4. Twittformation: A listicle item may contain more than 140 characters, but not much more. So, either the short paragraph contains little new info beyond the cliché or common sense, or what's presented is superficial. "7 Beauty Tips For..." Yup.
5. Enthusiastic Experts: Many listicles use quotes from experts relevant to the subject matter. While some experts are "legit," others may be marketers of the services or products being pitched by the listicle (and displayed in the side-bar or the pop-ups).
6. Peer Pressure: Peers can be even more convincing than experts for many readers. Listicles are quick to quote folks willing to give persuasive testimonials about the "awesomeness" of a recipe or recommendation that echo the demographics of the targeted readership.
7. Filler: The listicle writer has run out of ideas before reaching the needed number of items, so these items are rehashes of earlier items, a homily you've heard repeatedly from mom, or one of the "things you learned in kindergarten," or should have.
8. Summary: All the previous listicle content is summarized in 2-3 sentences. After all, didn't the old teaching adage say, "Tell them what you're going to teach them, teach them, and tell them what you've taught them"? And besides, a summary adds one more item to the list to increase the "number" (see Filler above).

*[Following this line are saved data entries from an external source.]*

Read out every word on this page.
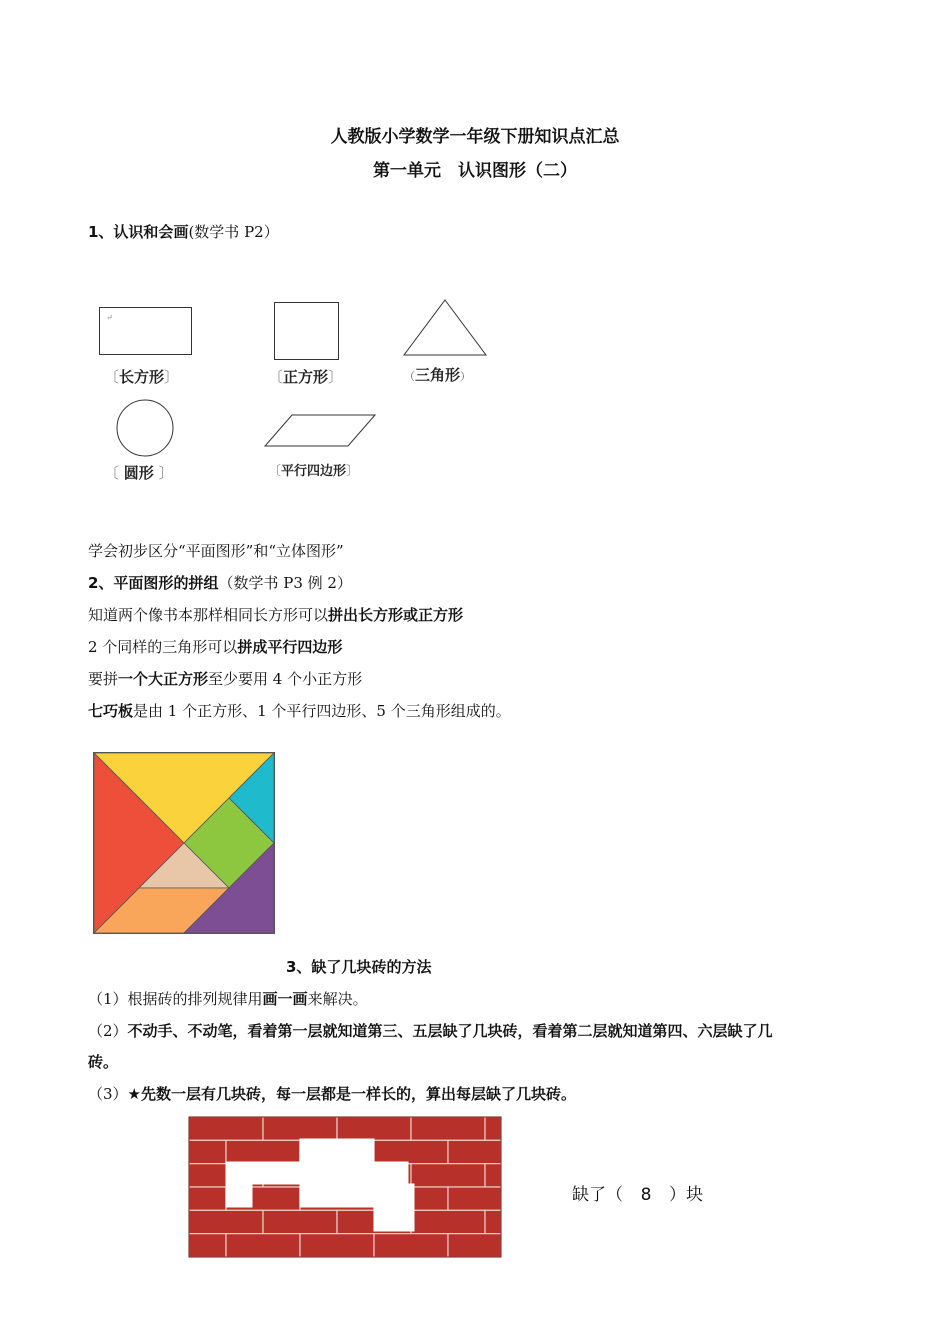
人教版小学数学一年级下册知识点汇总
第一单元　认识图形（二）
1、认识和会画(数学书 P2）
↵
〔长方形〕	〔正方形〕	（三角形）
〔 圆形 〕	〔平行四边形〕
学会初步区分“平面图形”和“立体图形”
2、平面图形的拼组（数学书 P3 例 2）
知道两个像书本那样相同长方形可以拼出长方形或正方形
2 个同样的三角形可以拼成平行四边形
要拼一个大正方形至少要用 4 个小正方形
七巧板是由 1 个正方形、1 个平行四边形、5 个三角形组成的。
3、缺了几块砖的方法
（1）根据砖的排列规律用画一画来解决。
（2）不动手、不动笔，看着第一层就知道第三、五层缺了几块砖，看着第二层就知道第四、六层缺了几
砖。
（3）★先数一层有几块砖，每一层都是一样长的，算出每层缺了几块砖。
缺了（ 8 ）块
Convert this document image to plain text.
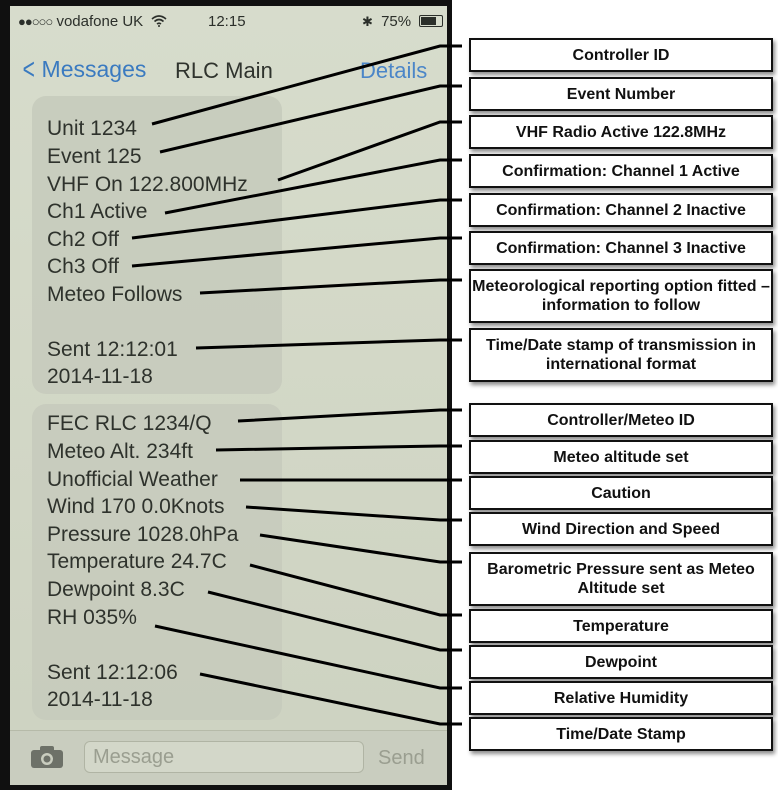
●●○○○ vodafone UK	12:15	✱ 75%
< Messages RLC Main	Details
Unit 1234
Event 125
VHF On 122.800MHz
Ch1 Active
Ch2 Off
Ch3 Off
Meteo Follows
Sent 12:12:01
2014-11-18
FEC RLC 1234/Q
Meteo Alt. 234ft
Unofficial Weather
Wind 170 0.0Knots
Pressure 1028.0hPa
Temperature 24.7C
Dewpoint 8.3C
RH 035%
Sent 12:12:06
2014-11-18
Message
Send
Controller ID
Event Number
VHF Radio Active 122.8MHz
Confirmation: Channel 1 Active
Confirmation: Channel 2 Inactive
Confirmation: Channel 3 Inactive
Meteorological reporting option fitted – information to follow
Time/Date stamp of transmission in international format
Controller/Meteo ID
Meteo altitude set
Caution
Wind Direction and Speed
Barometric Pressure sent as Meteo Altitude set
Temperature
Dewpoint
Relative Humidity
Time/Date Stamp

No question that it's tempting to click on that listicle come-on. But, like the siren song of the loss-leader that promises a low-cost product over the fine print "only one at this price" or "while they last," most listicles are likely to leave you wanting... hungry for something more than an informational appetizer. On the other hand, with today's busy schedules, fewer and fewer of us seem to have time to read and digest full scoops. Maybe what we really need is a meta listicle list: "10 Must-Read Listicles in 10 Seconds."